Почём пуд лиха в блокадном Донецке?

2

4427 просмотров, кто смотрел, кто голосовал

ЖУРНАЛ: № 143 (март 2021)

РУБРИКА: Публицистика

АВТОР: Марава Людмила

 
Донецк.jpg

«Я так счастлива, что жизнь моей кошки изменилась к лучшему!»

Из телевизионной рекламы эволюционно-прогрессивного кошачьего корма.

 

Сидели мы недавно с закадычной приятельницей в кафе. Самозабвенно и радостно общались на выстраданную нашими бурно хлынувшими наружу чувствами тему: как же давно, как удручающе давно мы не виделись!

Так получилось. Как и многие из дончан, уехала подруга со своей семьёй из города летом 2014 года. В считанные дни после начала братоубийственных боевых действий под Донецком. Их стремительная интенсивность и кровавая ожесточённость не предполагали уже тогда ничего иного для города и горожан, кроме как начала огромной и затяжной человеческой трагедии. Получившей вскоре своё хлёстко-пронзительное название – блокада.
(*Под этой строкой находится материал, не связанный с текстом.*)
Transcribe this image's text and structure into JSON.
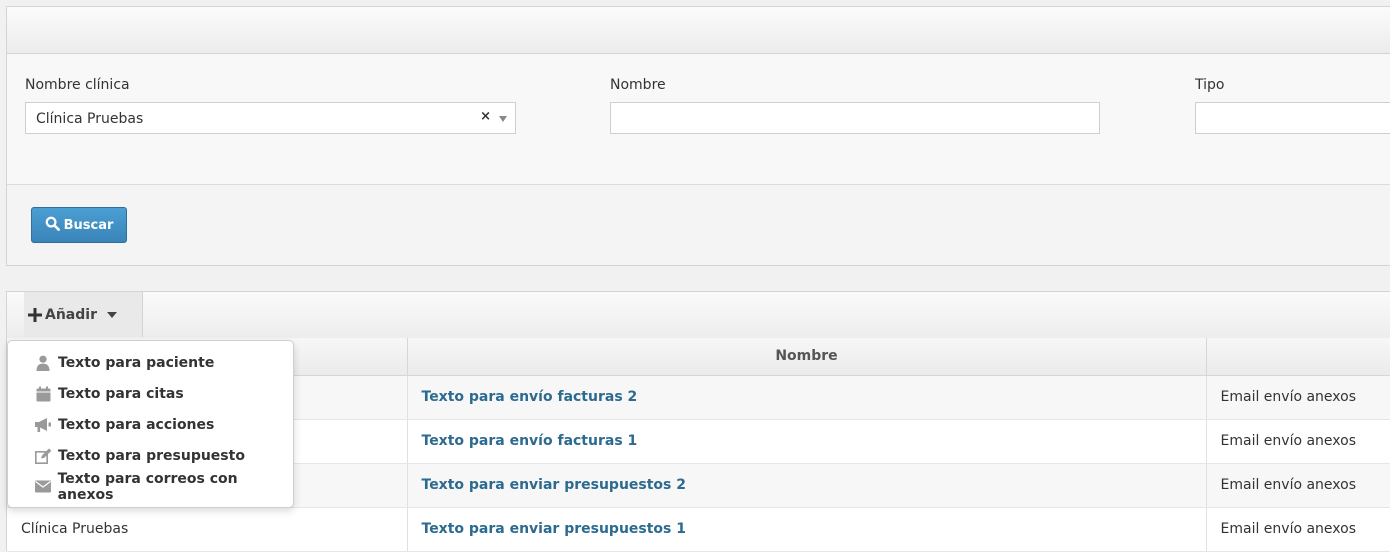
{
  "filters": {
    "clinic_label": "Nombre clínica",
    "clinic_value": "Clínica Pruebas",
    "clinic_clear": "×",
    "name_label": "Nombre",
    "name_value": "",
    "type_label": "Tipo",
    "type_value": "",
    "search_button": "Buscar",
    "search_icon": "search-icon"
  },
  "toolbar": {
    "add_label": "Añadir",
    "add_icon": "plus-icon"
  },
  "add_menu": [
    {
      "label": "Texto para paciente",
      "icon": "user-icon"
    },
    {
      "label": "Texto para citas",
      "icon": "calendar-icon"
    },
    {
      "label": "Texto para acciones",
      "icon": "bullhorn-icon"
    },
    {
      "label": "Texto para presupuesto",
      "icon": "edit-icon"
    },
    {
      "label": "Texto para correos con anexos",
      "icon": "envelope-icon"
    }
  ],
  "table": {
    "columns": [
      "",
      "Nombre",
      ""
    ],
    "rows": [
      {
        "clinic": "",
        "name": "Texto para envío facturas 2",
        "type": "Email envío anexos"
      },
      {
        "clinic": "",
        "name": "Texto para envío facturas 1",
        "type": "Email envío anexos"
      },
      {
        "clinic": "",
        "name": "Texto para enviar presupuestos 2",
        "type": "Email envío anexos"
      },
      {
        "clinic": "Clínica Pruebas",
        "name": "Texto para enviar presupuestos 1",
        "type": "Email envío anexos"
      }
    ]
  },
  "colors": {
    "primary_button": "#3a84b9",
    "link": "#2c6a8f",
    "icon_gray": "#9a9a9a"
  }
}
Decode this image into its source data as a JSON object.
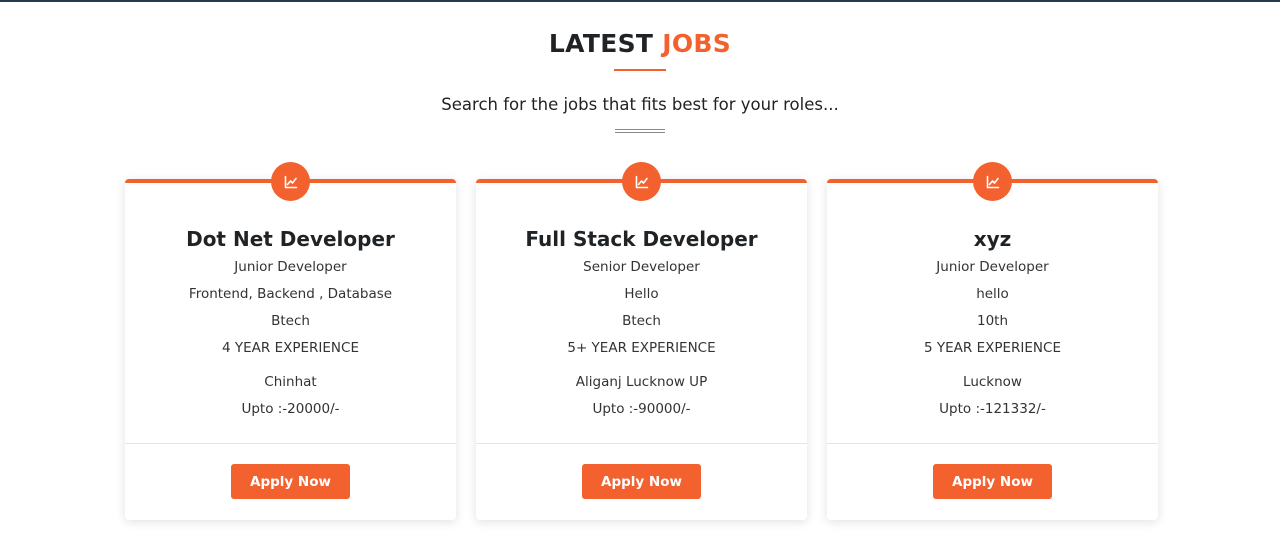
{
  "header": {
    "title_main": "LATEST",
    "title_accent": "JOBS",
    "subtitle": "Search for the jobs that fits best for your roles..."
  },
  "colors": {
    "accent": "#f2612e",
    "topbar": "#27394a"
  },
  "cards": [
    {
      "icon": "chart-line-icon",
      "title": "Dot Net Developer",
      "level": "Junior Developer",
      "description": "Frontend, Backend , Database",
      "qualification": "Btech",
      "experience": "4 YEAR EXPERIENCE",
      "location": "Chinhat",
      "salary": "Upto :-20000/-",
      "button": "Apply Now"
    },
    {
      "icon": "chart-line-icon",
      "title": "Full Stack Developer",
      "level": "Senior Developer",
      "description": "Hello",
      "qualification": "Btech",
      "experience": "5+ YEAR EXPERIENCE",
      "location": "Aliganj Lucknow UP",
      "salary": "Upto :-90000/-",
      "button": "Apply Now"
    },
    {
      "icon": "chart-line-icon",
      "title": "xyz",
      "level": "Junior Developer",
      "description": "hello",
      "qualification": "10th",
      "experience": "5 YEAR EXPERIENCE",
      "location": "Lucknow",
      "salary": "Upto :-121332/-",
      "button": "Apply Now"
    }
  ]
}
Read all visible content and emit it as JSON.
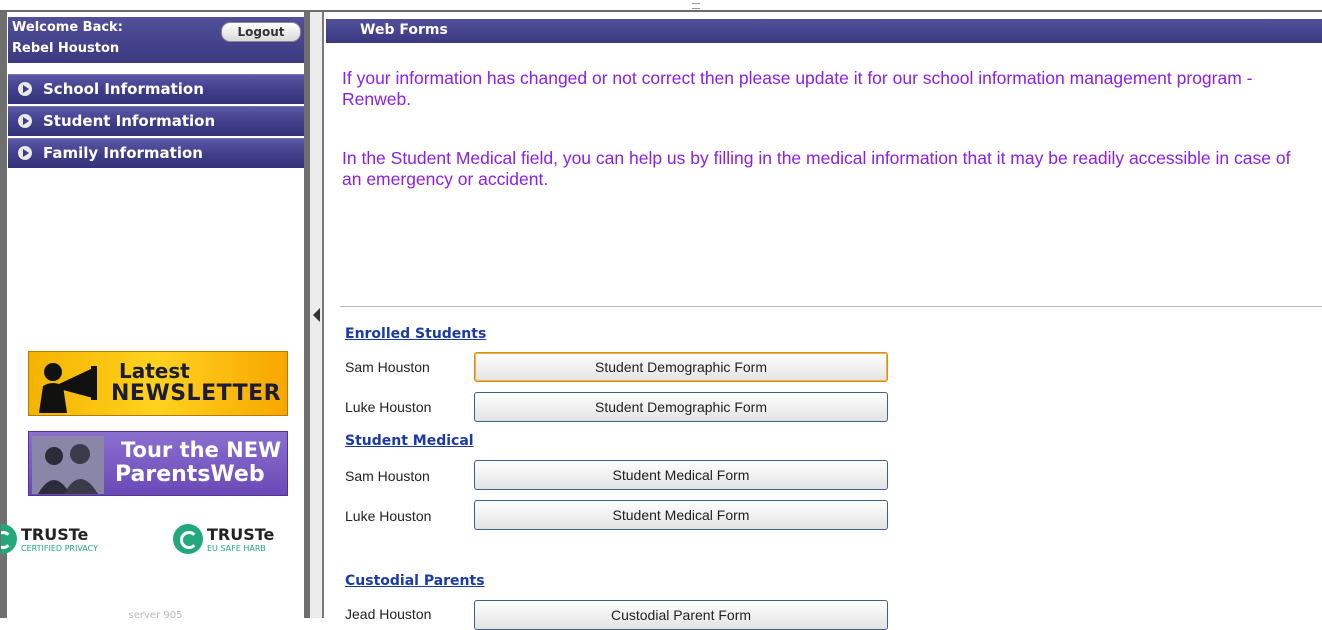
{
  "sidebar": {
    "welcome_label": "Welcome Back:",
    "user_name": "Rebel Houston",
    "logout_label": "Logout",
    "nav_items": [
      {
        "label": "School Information"
      },
      {
        "label": "Student Information"
      },
      {
        "label": "Family Information"
      }
    ],
    "newsletter_banner": {
      "line1": "Latest",
      "line2": "NEWSLETTER"
    },
    "parentsweb_banner": {
      "line1": "Tour the NEW",
      "line2": "ParentsWeb"
    },
    "truste_badges": [
      {
        "name": "TRUSTe",
        "subtitle": "CERTIFIED PRIVACY"
      },
      {
        "name": "TRUSTe",
        "subtitle": "EU SAFE HARB"
      }
    ],
    "server_label": "server 905"
  },
  "main": {
    "title": "Web Forms",
    "intro_paragraphs": [
      "If your information has changed or not correct then please update it for our school information management program -Renweb.",
      "In the Student Medical field, you can help us by filling in the medical information that it may be readily accessible in case of an emergency or accident."
    ],
    "sections": [
      {
        "heading": "Enrolled Students",
        "rows": [
          {
            "name": "Sam Houston",
            "button": "Student Demographic Form"
          },
          {
            "name": "Luke Houston",
            "button": "Student Demographic Form"
          }
        ]
      },
      {
        "heading": "Student Medical",
        "rows": [
          {
            "name": "Sam Houston",
            "button": "Student Medical Form"
          },
          {
            "name": "Luke Houston",
            "button": "Student Medical Form"
          }
        ]
      },
      {
        "heading": "Custodial Parents",
        "rows": [
          {
            "name": "Jead Houston",
            "button": "Custodial Parent Form"
          }
        ]
      }
    ]
  },
  "colors": {
    "header_purple": "#3b3980",
    "intro_text": "#8b1fe8",
    "section_link": "#1a3aa8"
  }
}
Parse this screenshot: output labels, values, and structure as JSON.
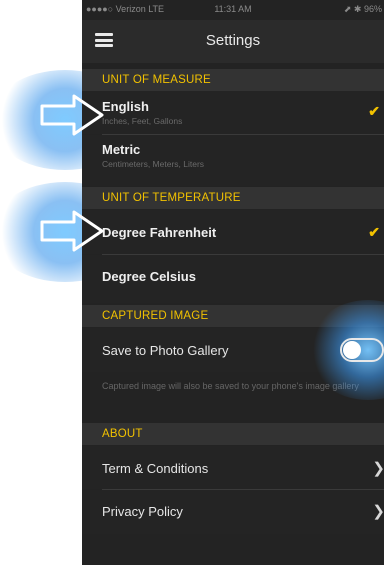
{
  "status_bar": {
    "carrier": "●●●●○ Verizon  LTE",
    "time": "11:31 AM",
    "battery": "⬈ ✱ 96%"
  },
  "header": {
    "menu_icon": "hamburger-icon",
    "title": "Settings"
  },
  "sections": {
    "unit_of_measure": {
      "title": "UNIT OF MEASURE",
      "english": {
        "label": "English",
        "sub": "Inches, Feet, Gallons",
        "selected": true
      },
      "metric": {
        "label": "Metric",
        "sub": "Centimeters, Meters, Liters",
        "selected": false
      }
    },
    "unit_of_temperature": {
      "title": "UNIT OF TEMPERATURE",
      "fahrenheit": {
        "label": "Degree Fahrenheit",
        "selected": true
      },
      "celsius": {
        "label": "Degree Celsius",
        "selected": false
      }
    },
    "captured_image": {
      "title": "CAPTURED IMAGE",
      "save_label": "Save to Photo Gallery",
      "save_enabled": false,
      "info": "Captured image will also be saved to your phone's image gallery"
    },
    "about": {
      "title": "ABOUT",
      "terms": "Term & Conditions",
      "privacy": "Privacy Policy"
    }
  },
  "icons": {
    "check": "✔",
    "chevron": "❯"
  },
  "colors": {
    "accent": "#f2c200",
    "background": "#232323",
    "highlight_glow": "#4aa6f0"
  }
}
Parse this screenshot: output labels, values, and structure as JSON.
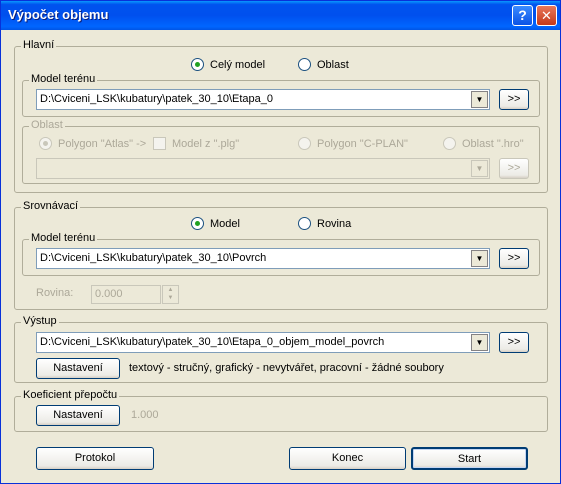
{
  "window": {
    "title": "Výpočet objemu",
    "help_label": "?",
    "close_label": "✕"
  },
  "main": {
    "legend": "Hlavní",
    "radio_whole": "Celý model",
    "radio_area": "Oblast",
    "terrain": {
      "legend": "Model terénu",
      "path": "D:\\Cviceni_LSK\\kubatury\\patek_30_10\\Etapa_0",
      "browse_label": ">>"
    },
    "area": {
      "legend": "Oblast",
      "radio_atlas": "Polygon \"Atlas\" ->",
      "check_plg": "Model z \".plg\"",
      "radio_cplan": "Polygon \"C-PLAN\"",
      "radio_hro": "Oblast \".hro\"",
      "path": "",
      "browse_label": ">>"
    }
  },
  "comparison": {
    "legend": "Srovnávací",
    "radio_model": "Model",
    "radio_plane": "Rovina",
    "terrain": {
      "legend": "Model terénu",
      "path": "D:\\Cviceni_LSK\\kubatury\\patek_30_10\\Povrch",
      "browse_label": ">>"
    },
    "plane_label": "Rovina:",
    "plane_value": "0.000",
    "spin_up": "▲",
    "spin_down": "▼"
  },
  "output": {
    "legend": "Výstup",
    "path": "D:\\Cviceni_LSK\\kubatury\\patek_30_10\\Etapa_0_objem_model_povrch",
    "browse_label": ">>",
    "settings_label": "Nastavení",
    "summary": "textový - stručný,  grafický - nevytvářet,  pracovní - žádné soubory"
  },
  "coefficient": {
    "legend": "Koeficient přepočtu",
    "settings_label": "Nastavení",
    "value": "1.000"
  },
  "footer": {
    "protocol_label": "Protokol",
    "end_label": "Konec",
    "start_label": "Start"
  },
  "icons": {
    "dropdown": "▼"
  }
}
Одним словом, с того времени мы и не виделись с подругой. И в сумбурной многословности давно не переживаемого раскрепощённого восторга от долгожданного лицезрения друг друга, ни ей, ни мне категорически не хотелось раскладывать многолетнюю давность случившейся взаимной глухонемой отрешённости от своего былого, на частицы приторной дотошности скрупулёзного разбирательства причин явно обозначившейся нашей отстранённости друг от друга.

Зачем? О чём? Если стихийно вклинившаяся в нашу с ней некогда беспечную жизнь взаимная пространственная разделённость, измерявшаяся до момента встречи в кафе сотнями трудно преодолимых километров, – самолёты у нас семь лет, как не летают, поезда дальнего следования – тоже отсутствуют, – оказалась нашей, по-разному, совершенно по-разному (!) прожитой жизненной семилеткой. Не мифической утопией вялого времятечения, в границах не мыслимого до этого безрассудства стихийно окрысившейся народной ненависти, но реально материализовавшейся пропастью многонационально-Донбасского взаимного непонимания. Неизменно, теперь мне это понятно, чернеющим в сознании кошмаром насильственно усиленного незнания своего будущего. При наличии катастрофически обострённого желания его познать.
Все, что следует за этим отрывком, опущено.